The iHealth View BPM is completely self-contained: integrated pressure cuff, built-in digital display, internal rechargeable battery. There is nothing to lose or leave behind. There is one button and a USB charging socket on the device.


The cloth-lined cuff has a curve at one end to make it easy to hook it on the wrist. The band is long enough to wrap around the largest wrist. Velcro at the end makes it easy to get a comfortable fit.


The View turns on automatically when it is attached and senses movement. As a wrist-based BPM, it is most accurate (and will only work) when the monitor is level with the heart. The display has some very simple arrows to tell you when it is too high (up arrows) or too low (down arrows), or when it is “just right.”

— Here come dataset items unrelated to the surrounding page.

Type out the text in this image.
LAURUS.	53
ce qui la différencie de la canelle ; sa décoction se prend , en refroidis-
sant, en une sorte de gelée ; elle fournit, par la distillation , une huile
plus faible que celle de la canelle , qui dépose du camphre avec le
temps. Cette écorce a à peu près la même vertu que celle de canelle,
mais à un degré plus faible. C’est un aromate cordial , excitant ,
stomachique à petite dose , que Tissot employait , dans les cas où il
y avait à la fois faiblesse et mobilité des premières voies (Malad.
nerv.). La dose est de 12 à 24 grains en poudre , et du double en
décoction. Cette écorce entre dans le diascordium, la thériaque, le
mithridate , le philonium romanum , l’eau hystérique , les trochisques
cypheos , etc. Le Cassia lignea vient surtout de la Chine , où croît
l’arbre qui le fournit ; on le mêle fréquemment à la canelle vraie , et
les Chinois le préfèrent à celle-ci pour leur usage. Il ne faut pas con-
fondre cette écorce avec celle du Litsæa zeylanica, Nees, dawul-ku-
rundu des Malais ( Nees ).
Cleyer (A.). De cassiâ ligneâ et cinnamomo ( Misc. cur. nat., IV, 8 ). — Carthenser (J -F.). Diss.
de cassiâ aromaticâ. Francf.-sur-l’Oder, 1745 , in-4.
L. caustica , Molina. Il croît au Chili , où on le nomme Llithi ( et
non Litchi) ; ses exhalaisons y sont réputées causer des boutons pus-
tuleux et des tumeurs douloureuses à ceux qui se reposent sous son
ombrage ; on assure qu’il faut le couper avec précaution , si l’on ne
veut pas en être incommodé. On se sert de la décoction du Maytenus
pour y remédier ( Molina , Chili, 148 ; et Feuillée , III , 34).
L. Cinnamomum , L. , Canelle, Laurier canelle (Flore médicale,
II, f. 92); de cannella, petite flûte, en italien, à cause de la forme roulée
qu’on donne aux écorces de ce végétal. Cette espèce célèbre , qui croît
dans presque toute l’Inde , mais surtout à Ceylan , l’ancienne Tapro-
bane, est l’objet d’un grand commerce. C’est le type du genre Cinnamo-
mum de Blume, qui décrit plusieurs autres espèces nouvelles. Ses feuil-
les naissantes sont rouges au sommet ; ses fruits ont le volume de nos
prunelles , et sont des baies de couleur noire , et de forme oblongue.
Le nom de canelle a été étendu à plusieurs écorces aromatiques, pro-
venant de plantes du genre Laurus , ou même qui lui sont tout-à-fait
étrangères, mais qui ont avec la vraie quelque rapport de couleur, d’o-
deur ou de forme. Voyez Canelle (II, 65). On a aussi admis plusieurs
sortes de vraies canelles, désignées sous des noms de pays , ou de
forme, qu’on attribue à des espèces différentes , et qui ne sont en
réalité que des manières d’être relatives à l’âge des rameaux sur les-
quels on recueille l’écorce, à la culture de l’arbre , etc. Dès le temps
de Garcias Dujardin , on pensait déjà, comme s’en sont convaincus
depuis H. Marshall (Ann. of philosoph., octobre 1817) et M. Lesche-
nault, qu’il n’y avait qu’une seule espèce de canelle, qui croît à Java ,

When properly positioned, pressing the button will activate the unit; the cuff will inflate, the readings will be taken, and the blood pressure and heart rate results will be displayed. The data is stored in the unit and may be downloaded to the smartphone using the iHealth app.


We found the iHealth View to be a very simple to use blood pressure monitor, even for our 80-year-old parents. It is nice that iHealth made it such that the View will work with or without a smartphone present, yet the data is still available for download at a later time.

We will use the View on a daily basis for a month and report back with our thoughts on it and the usefulness of the features of the iHealth app.

NOTE: Wrist blood pressure monitors tend to read slightly higher than the typical arm version. However, if the goal is to monitor trends over time, a home monitor that is more convenient to use may be better as it will more likely be used consistently.